Atrial Flutter (AFL)
What is Atrial Flutter?
The electrical system of the heart is the power source that makes the heart beat. Electrical impulses travel along a pathway in the heart and make the upper and lower chambers of the heart (atria and the ventricles) work together to pump blood through the heart.
A normal heartbeat begins as a single electrical impulse that comes from the sinoatrial (SA) node, a small bundle of tissue located in the right atrium. The impulse sends out an electrical pulse that causes the atria to contract (squeeze) and move blood into the lower ventricles. The electrical current passes through the atrioventricular (AV) node (the electrical bridge between the upper and lower chambers of the heart), causing the ventricles to squeeze and release in a steady, rhythmic sequence. As the chambers squeeze and release, they draw blood into the heart and push it back out to the rest of the body and lungs. This is what causes the pulse we feel on our wrist or neck.
With AFL, the electrical signal travels along a pathway within the right atrium. It moves in an organized abnormal circular motion, or "circuit," causing the atria to beat faster than the ventricles of your heart. AFL is a heart rhythm disorder that is similar to the more common AFib. In AFib, the heart beats fast and in no regular pattern or rhythm. With AFL, the heart beats abnormally fast, but in a regular pattern. The fast, but regular pattern of AFL is what makes it special. AFL makes a very distinct "sawtooth" pattern on an electrocardiogram (ECG), a test used to diagnose abnormal heart rhythms.
Symptoms & Signs
The electrical signal that causes Atrial Flutter (AFL) circulates in an organized, predictable pattern. This means that people with AFL usually continue to have a steady heartbeat, even though it is faster than normal. It is possible that people with AFL may feel no symptoms at all. Others do experience symptoms, which may include:
- Feeling tired and not have enough energy
- Heart palpitations (feeling like your heart is racing, pounding, or fluttering)
- Fast, steady pulse
- Shortness of breath
- Trouble with everyday exercises or activities
- Pain, pressure, tightness, or discomfort in your chest
- Dizziness, feeling lightheaded, or fainting
Questions to ask your doctor
- What is the cause of my AFL?
- How can I be sure I have AFL and not a more serious heart rhythm problem?
- Will my condition resolve on its own?
- What are the risks that it will become worse (more symptomatic)?
- Am I at increased risk for having a stroke?
- What are my treatment options?
- What are the risks and side effects of medications to control my condition, or to reduce the risk of stroke?
- What are the risks and benefits of other treatment options?
- Should I see an electrophysiologist (a specialist in heart rhythm disorders)?

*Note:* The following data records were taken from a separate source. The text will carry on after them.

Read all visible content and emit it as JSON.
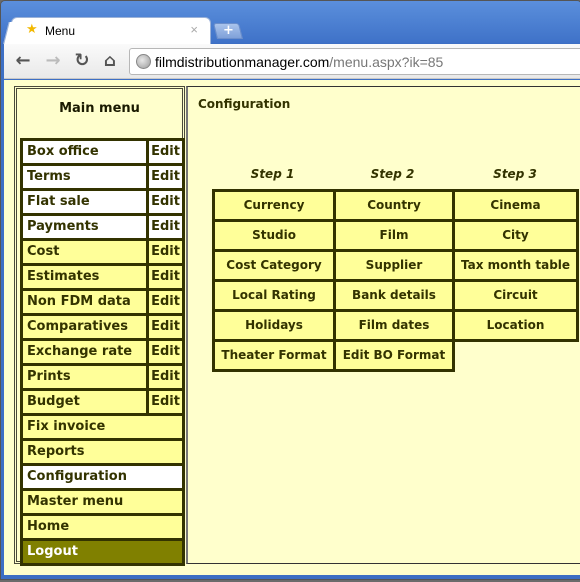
{
  "browser": {
    "tab_title": "Menu",
    "tab_close": "×",
    "new_tab": "+",
    "url_domain": "filmdistributionmanager.com",
    "url_path": "/menu.aspx?ik=85",
    "icons": {
      "favicon": "★",
      "back": "←",
      "forward": "→",
      "reload": "↻",
      "home": "⌂"
    }
  },
  "sidebar": {
    "title": "Main menu",
    "items": [
      {
        "label": "Box office",
        "edit": "Edit",
        "style": "white"
      },
      {
        "label": "Terms",
        "edit": "Edit",
        "style": "white"
      },
      {
        "label": "Flat sale",
        "edit": "Edit",
        "style": "white"
      },
      {
        "label": "Payments",
        "edit": "Edit",
        "style": "white"
      },
      {
        "label": "Cost",
        "edit": "Edit",
        "style": "yellow"
      },
      {
        "label": "Estimates",
        "edit": "Edit",
        "style": "yellow"
      },
      {
        "label": "Non FDM data",
        "edit": "Edit",
        "style": "yellow"
      },
      {
        "label": "Comparatives",
        "edit": "Edit",
        "style": "yellow"
      },
      {
        "label": "Exchange rate",
        "edit": "Edit",
        "style": "yellow"
      },
      {
        "label": "Prints",
        "edit": "Edit",
        "style": "yellow"
      },
      {
        "label": "Budget",
        "edit": "Edit",
        "style": "yellow"
      },
      {
        "label": "Fix invoice",
        "style": "yellow"
      },
      {
        "label": "Reports",
        "style": "yellow"
      },
      {
        "label": "Configuration",
        "style": "white",
        "selected": true
      },
      {
        "label": "Master menu",
        "style": "yellow"
      },
      {
        "label": "Home",
        "style": "yellow"
      },
      {
        "label": "Logout",
        "style": "logout"
      }
    ]
  },
  "main": {
    "title": "Configuration",
    "steps": [
      "Step 1",
      "Step 2",
      "Step 3"
    ],
    "grid": [
      [
        "Currency",
        "Country",
        "Cinema"
      ],
      [
        "Studio",
        "Film",
        "City"
      ],
      [
        "Cost Category",
        "Supplier",
        "Tax month table"
      ],
      [
        "Local Rating",
        "Bank details",
        "Circuit"
      ],
      [
        "Holidays",
        "Film dates",
        "Location"
      ],
      [
        "Theater Format",
        "Edit BO Format",
        ""
      ]
    ]
  },
  "colors": {
    "page_bg": "#ffffcc",
    "cell_bg": "#ffff99",
    "border": "#333300",
    "logout_bg": "#808000",
    "titlebar": "#4a7fd0"
  }
}
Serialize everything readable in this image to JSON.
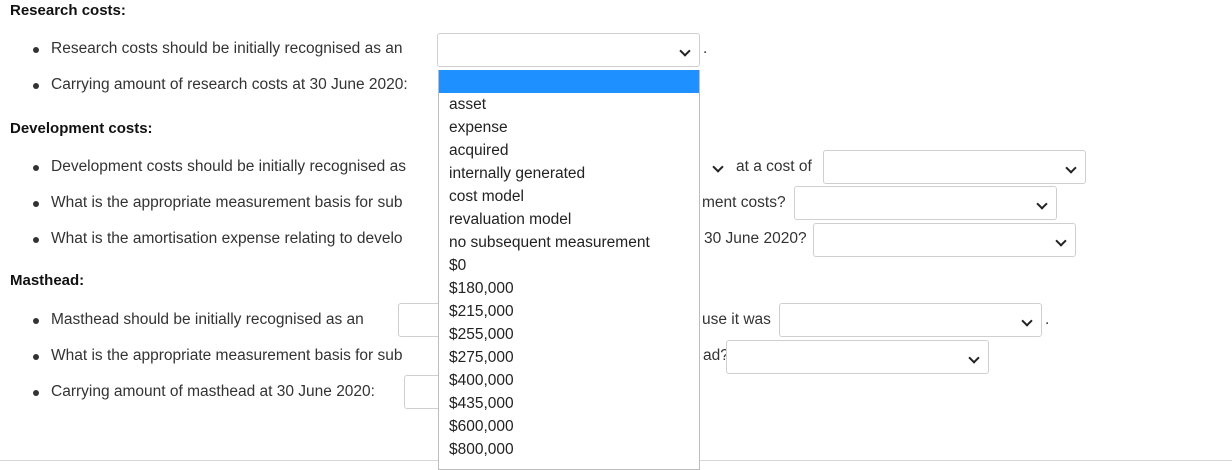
{
  "research": {
    "heading": "Research costs:",
    "q1": "Research costs should be initially recognised as an",
    "q1_after": ".",
    "q2": "Carrying amount of research costs at 30 June 2020:"
  },
  "development": {
    "heading": "Development costs:",
    "q1": "Development costs should be initially recognised as",
    "q1_mid": "at a cost of",
    "q2": "What is the appropriate measurement basis for sub",
    "q2_tail": "ment costs?",
    "q3": "What is the amortisation expense relating to develo",
    "q3_tail": "30 June 2020?"
  },
  "masthead": {
    "heading": "Masthead:",
    "q1": "Masthead should be initially recognised as an",
    "q1_mid": "use it was",
    "q1_after": ".",
    "q2": "What is the appropriate measurement basis for sub",
    "q2_tail": "ad?",
    "q3": "Carrying amount of masthead at 30 June 2020:"
  },
  "dropdown_options": [
    "asset",
    "expense",
    "acquired",
    "internally generated",
    "cost model",
    "revaluation model",
    "no subsequent measurement",
    "$0",
    "$180,000",
    "$215,000",
    "$255,000",
    "$275,000",
    "$400,000",
    "$435,000",
    "$600,000",
    "$800,000"
  ],
  "colors": {
    "highlight": "#1e90ff",
    "border": "#cfcfcf"
  }
}
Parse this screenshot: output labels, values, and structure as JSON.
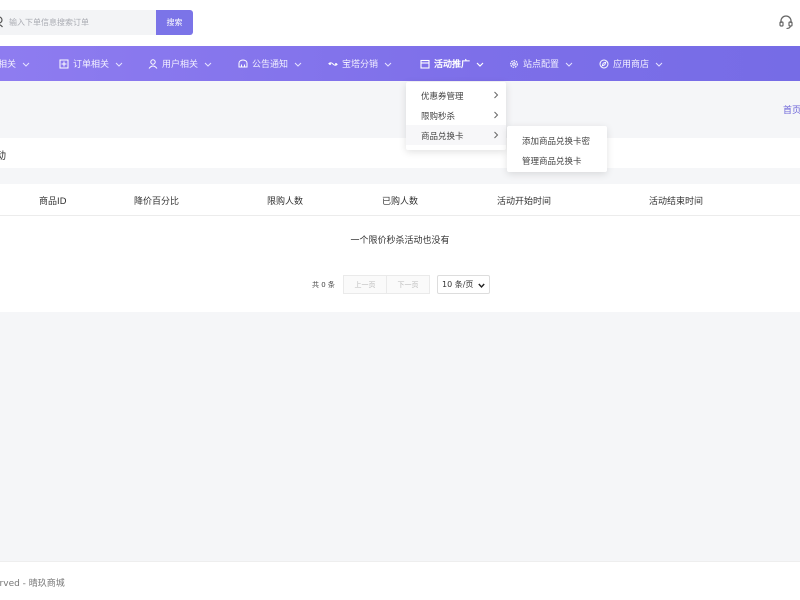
{
  "search": {
    "placeholder": "输入下单信息搜索订单",
    "button_label": "搜索"
  },
  "nav": {
    "items": [
      {
        "label": "相关",
        "icon": "doc-icon",
        "active": false
      },
      {
        "label": "订单相关",
        "icon": "order-icon",
        "active": false
      },
      {
        "label": "用户相关",
        "icon": "user-icon",
        "active": false
      },
      {
        "label": "公告通知",
        "icon": "notice-icon",
        "active": false
      },
      {
        "label": "宝塔分销",
        "icon": "share-icon",
        "active": false
      },
      {
        "label": "活动推广",
        "icon": "calendar-icon",
        "active": true
      },
      {
        "label": "站点配置",
        "icon": "gear-icon",
        "active": false
      },
      {
        "label": "应用商店",
        "icon": "compass-icon",
        "active": false
      }
    ]
  },
  "dropdown": {
    "items": [
      {
        "label": "优惠券管理"
      },
      {
        "label": "限购秒杀"
      },
      {
        "label": "商品兑换卡"
      }
    ],
    "submenu": [
      {
        "label": "添加商品兑换卡密"
      },
      {
        "label": "管理商品兑换卡"
      }
    ]
  },
  "page": {
    "home_link": "首页",
    "card_title": "动"
  },
  "table": {
    "columns": [
      "商品ID",
      "降价百分比",
      "限购人数",
      "已购人数",
      "活动开始时间",
      "活动结束时间"
    ],
    "empty_message": "一个限价秒杀活动也没有"
  },
  "pager": {
    "total": "共 0 条",
    "prev": "上一页",
    "next": "下一页",
    "page_size": "10 条/页"
  },
  "footer": {
    "text": "erved - 晴玖商城"
  },
  "colors": {
    "accent": "#7b74e8",
    "nav_gradient_start": "#8e7cf0",
    "nav_gradient_end": "#766ce6"
  }
}
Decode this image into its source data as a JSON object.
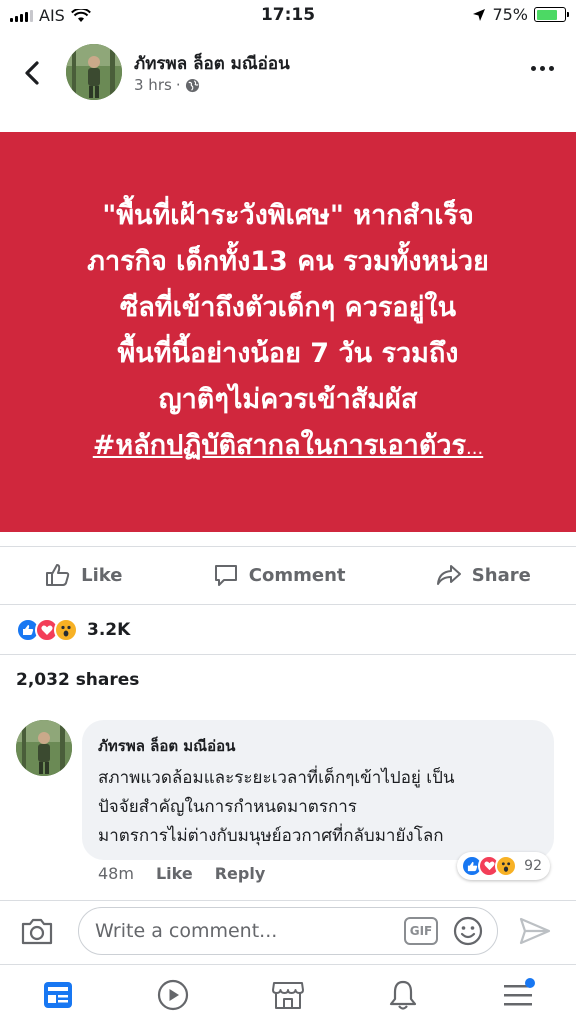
{
  "status_bar": {
    "carrier": "AIS",
    "time": "17:15",
    "battery": "75%",
    "battery_level": 0.75
  },
  "post": {
    "author": "ภัทรพล ล็อต มณีอ่อน",
    "time": "3 hrs",
    "privacy_separator": "·",
    "privacy_icon": "globe-icon",
    "card_color": "#d0273d",
    "text_lines": [
      "\"พื้นที่เฝ้าระวังพิเศษ\" หากสำเร็จ",
      "ภารกิจ เด็กทั้ง13 คน รวมทั้งหน่วย",
      "ซีลที่เข้าถึงตัวเด็กๆ ควรอยู่ใน",
      "พื้นที่นี้อย่างน้อย 7 วัน รวมถึง",
      "ญาติๆไม่ควรเข้าสัมผัส"
    ],
    "hashtag": "#หลักปฏิบัติสากลในการเอาตัวร",
    "ellipsis": "..."
  },
  "actions": {
    "like": "Like",
    "comment": "Comment",
    "share": "Share"
  },
  "reactions": {
    "count": "3.2K",
    "types": [
      "like-reaction-icon",
      "love-reaction-icon",
      "wow-reaction-icon"
    ]
  },
  "shares": "2,032 shares",
  "comment": {
    "author": "ภัทรพล ล็อต มณีอ่อน",
    "lines": [
      "สภาพแวดล้อมและระยะเวลาที่เด็กๆเข้าไปอยู่ เป็น",
      "ปัจจัยสำคัญในการกำหนดมาตรการ",
      "มาตรการไม่ต่างกับมนุษย์อวกาศที่กลับมายังโลก"
    ],
    "time": "48m",
    "like": "Like",
    "reply": "Reply",
    "reaction_count": "92"
  },
  "composer": {
    "placeholder": "Write a comment...",
    "gif": "GIF"
  },
  "tabs": [
    "news-feed-icon",
    "watch-icon",
    "marketplace-icon",
    "notifications-icon",
    "menu-icon"
  ],
  "colors": {
    "accent": "#1877f2",
    "love": "#f33e58",
    "wow": "#f7b125"
  }
}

Some medical conditions increase the risk for developing AFL. These medical conditions include:
- Heart failure
- Previous heart attack
- Acquired or congenital valve abnormalities
- High blood pressure
- Recent upper chamber surgery
- Thyroid dysfunction
- Alcoholism (especially binge drinking)
- Chronic lung disease
- Acute (serious) illness
Complications of Atrial Flutter
AFL itself is not life threatening. If left untreated, the side effects of AFL can be potentially life threatening. AFL makes it harder for the heart to pump blood effectively. With the blood moving more slowly, it is more likely to form clots. If the clot is pumped out of the heart, it could travel to the brain and lead to a stroke or heart attack. Without treatment, AFL can also cause a fast pulse rate for long periods of time. This means that the ventricles are beating too fast. When the ventricles beat too fast for long periods of time, the heart muscle can become weak and tired. This condition is called cardiomyopathy. This can lead to heart failure and long-term disability. Without treatment, AFL can also cause another type of arrhythmia called atrial fibrillation. Atrial fibrillation (AFib) is the most common type of abnormal heart rhythm.